Introducción: El día que todo cambió

Era un jueves cualquiera en la universidad, de esos en los que el sol pega fuerte por las ventanas y el aire acondicionado apenas funciona. Yo estaba sentado en la última fila del aula, aburrido, garabateando en mi cuaderno, cuando ella entró. La chica nueva. Pelo oscuro cayendo en ondas sobre los hombros, una falda corta que dejaba poco a la imaginación y una mirada que decía más de lo que sus labios callaban. Desde ese momento, supe que algo iba a pasar.

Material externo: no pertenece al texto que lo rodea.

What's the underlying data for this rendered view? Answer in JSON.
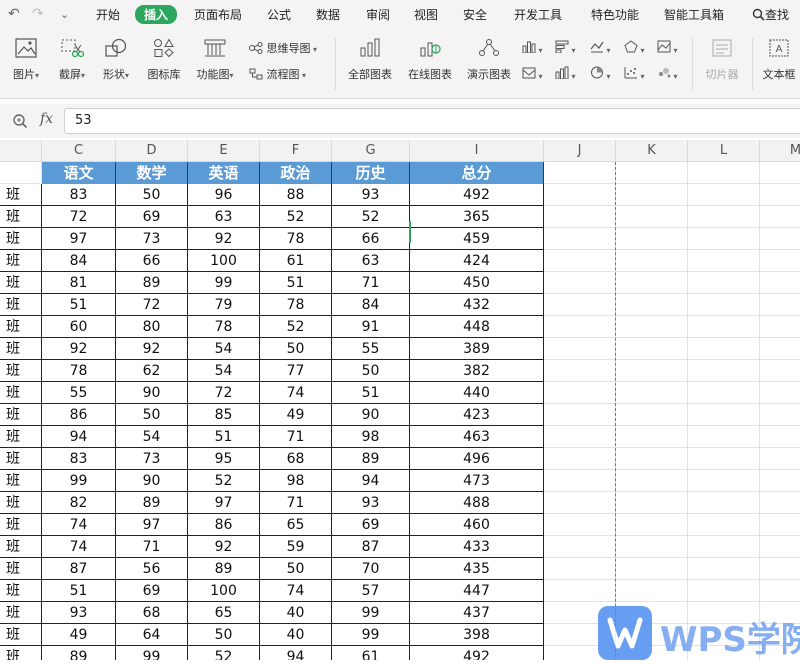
{
  "quick_access": {
    "undo": "↶",
    "redo": "↷",
    "more": "⌄"
  },
  "menu": [
    "开始",
    "插入",
    "页面布局",
    "公式",
    "数据",
    "审阅",
    "视图",
    "安全",
    "开发工具",
    "特色功能",
    "智能工具箱"
  ],
  "menu_active": "插入",
  "search_label": "查找",
  "ribbon": {
    "picture": "图片",
    "screenshot": "截屏",
    "shape": "形状",
    "icon_lib": "图标库",
    "func_chart": "功能图",
    "mind_map": "思维导图",
    "flowchart": "流程图",
    "all_charts": "全部图表",
    "online_chart": "在线图表",
    "demo_chart": "演示图表",
    "slicer": "切片器",
    "textbox": "文本框"
  },
  "formula_bar": {
    "value": "53"
  },
  "columns": [
    "C",
    "D",
    "E",
    "F",
    "G",
    "I",
    "J",
    "K",
    "L",
    "M"
  ],
  "table": {
    "headers": [
      "语文",
      "数学",
      "英语",
      "政治",
      "历史",
      "总分"
    ],
    "row_label": "班",
    "rows": [
      [
        "83",
        "50",
        "96",
        "88",
        "93",
        "492"
      ],
      [
        "72",
        "69",
        "63",
        "52",
        "52",
        "365"
      ],
      [
        "97",
        "73",
        "92",
        "78",
        "66",
        "459"
      ],
      [
        "84",
        "66",
        "100",
        "61",
        "63",
        "424"
      ],
      [
        "81",
        "89",
        "99",
        "51",
        "71",
        "450"
      ],
      [
        "51",
        "72",
        "79",
        "78",
        "84",
        "432"
      ],
      [
        "60",
        "80",
        "78",
        "52",
        "91",
        "448"
      ],
      [
        "92",
        "92",
        "54",
        "50",
        "55",
        "389"
      ],
      [
        "78",
        "62",
        "54",
        "77",
        "50",
        "382"
      ],
      [
        "55",
        "90",
        "72",
        "74",
        "51",
        "440"
      ],
      [
        "86",
        "50",
        "85",
        "49",
        "90",
        "423"
      ],
      [
        "94",
        "54",
        "51",
        "71",
        "98",
        "463"
      ],
      [
        "83",
        "73",
        "95",
        "68",
        "89",
        "496"
      ],
      [
        "99",
        "90",
        "52",
        "98",
        "94",
        "473"
      ],
      [
        "82",
        "89",
        "97",
        "71",
        "93",
        "488"
      ],
      [
        "74",
        "97",
        "86",
        "65",
        "69",
        "460"
      ],
      [
        "74",
        "71",
        "92",
        "59",
        "87",
        "433"
      ],
      [
        "87",
        "56",
        "89",
        "50",
        "70",
        "435"
      ],
      [
        "51",
        "69",
        "100",
        "74",
        "57",
        "447"
      ],
      [
        "93",
        "68",
        "65",
        "40",
        "99",
        "437"
      ],
      [
        "49",
        "64",
        "50",
        "40",
        "99",
        "398"
      ],
      [
        "89",
        "99",
        "52",
        "94",
        "61",
        "492"
      ]
    ]
  },
  "watermark": {
    "text": "WPS学院"
  },
  "colors": {
    "accent": "#2da760",
    "header_fill": "#5b9bd5",
    "watermark": "#4d8ef0"
  }
}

No sé si fue el calor, el aburrimiento o el roce accidental de su brazo contra el mío cuando pasó a mi lado, pero mi cuerpo reaccionó antes que mi cabeza.


La chispa inicial

El profesor seguía hablando de ecuaciones diferenciales o alguna mierda que a nadie le importaba. Ella se sentó dos filas adelante, cruzó las piernas y empezó a juguetear con su bolígrafo. Cada tanto giraba la cabeza, como si supiera que la estaba mirando. Y sí, la estaba mirando. Sus muslos apretados bajo la tela, el modo en que se mordía el labio mientras tomaba apuntes… era como si me estuviera provocando sin decir una palabra.

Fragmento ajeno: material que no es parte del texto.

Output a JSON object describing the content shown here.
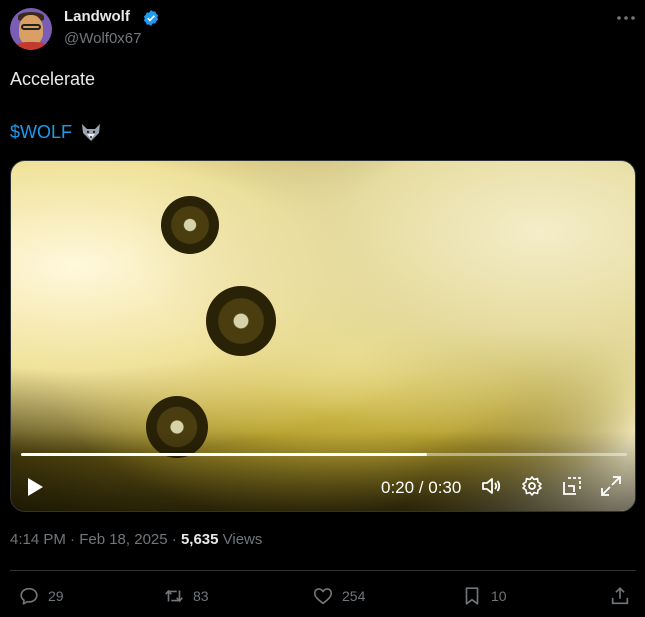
{
  "tweet": {
    "author_name": "Landwolf",
    "author_handle": "@Wolf0x67",
    "verified": true,
    "text_line1": "Accelerate",
    "text_line2": "$WOLF",
    "emoji": "wolf-face-emoji",
    "timestamp": "4:14 PM · Feb 18, 2025 · ",
    "views_count": "5,635",
    "views_label": " Views"
  },
  "video": {
    "current_time": "0:20 / 0:30",
    "progress": 0.67
  },
  "actions": {
    "replies": "29",
    "reposts": "83",
    "likes": "254",
    "bookmarks": "10"
  },
  "colors": {
    "accent": "#1d9bf0",
    "muted": "#71767b",
    "text": "#e7e9ea",
    "background": "#000000"
  }
}
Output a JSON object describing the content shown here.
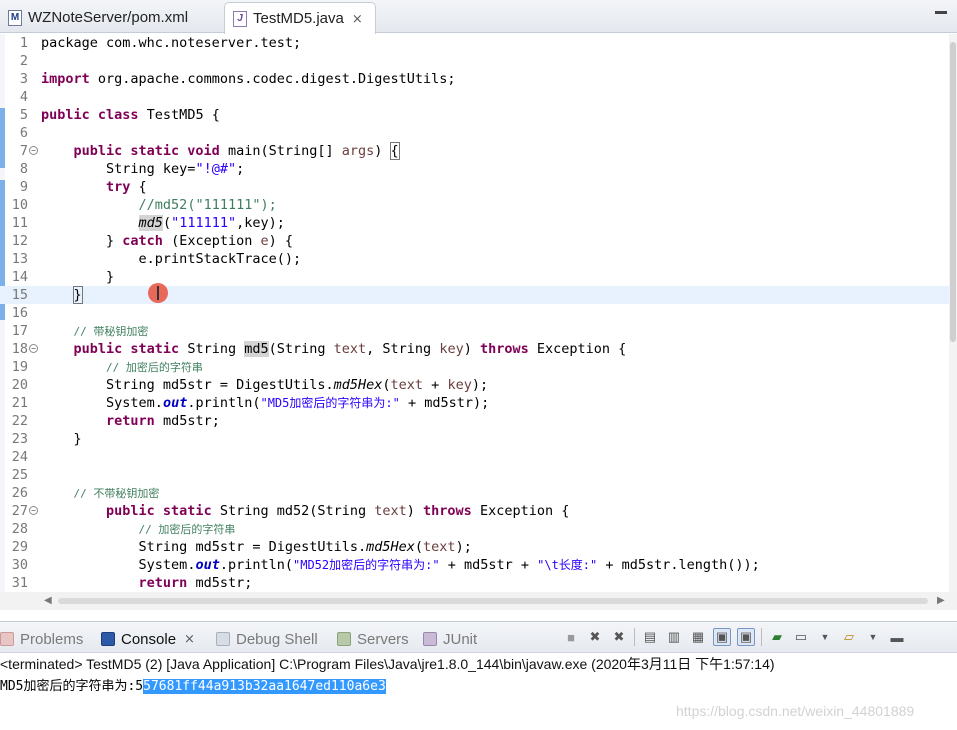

Pasaron los minutos y, de repente, me lanzó una nota doblada. La abrí con disimulo: “Hace calor aquí, ¿no?”. Sonreí. Era una invitación, y yo no soy de los que dicen que no. Le escribí de vuelta: “Demasiado. ¿Qué hacemos al respecto?”. Cuando ella leyó mi respuesta, giró la cabeza y me clavó esos ojos oscuros. Fue como gasolina en un incendio.


El encuentro: Donde las palabras sobran

Después de clase, la seguí hasta el pasillo. No hizo falta hablar mucho. “Hay un baño al fondo que nadie usa”, murmuró, y eso fue todo lo que necesité. El lugar estaba vacío, olía a desinfectante barato y las luces parpadeaban, pero no importaba. Cerramos la puerta con pestillo y de pronto sus manos estaban en mi camisa, arrancándome los botones con una urgencia que me dejó sin aliento.

La empujé contra la pared, mis dedos deslizándose bajo su falda mientras ella gemía bajito en mi oído. Estaba húmeda, caliente, y no perdió tiempo en desabrocharme el cinturón. “Rápido”, susurró, y no hizo falta más. La levanté contra el lavamanos, sus piernas envolviéndome, y entré en ella con una fuerza que nos hizo jadear al mismo tiempo. El sonido de su respiración entrecortada, el choque de nuestros cuerpos, el riesgo de que alguien entrara… todo se mezclaba en una locura que no podía parar.

Ella clavó las uñas en mi espalda, susurrando cosas sucias que no voy a olvidar nunca. “Más fuerte”, me decía, y yo obedecía como si mi vida dependiera de eso. Nos movíamos como animales, sudorosos, desesperados, hasta que sentí que se tensaba a mi alrededor, temblando, y yo terminé justo después, con un gruñido que apenas pude contener.


El aftermath: Silencio y promesas

Nos quedamos ahí un segundo, respirando agitados, con la ropa desordenada y el corazón a mil. Ella se bajó del lavamanos, se ajustó la falda y me dio una sonrisa torcida. “No está mal para un jueves”, dijo antes de salir como si nada hubiera pasado. Yo me quedé mirando la puerta, todavía oliendo su perfume en el aire, preguntándome si esto sería algo de una vez o el inicio de algo más grande.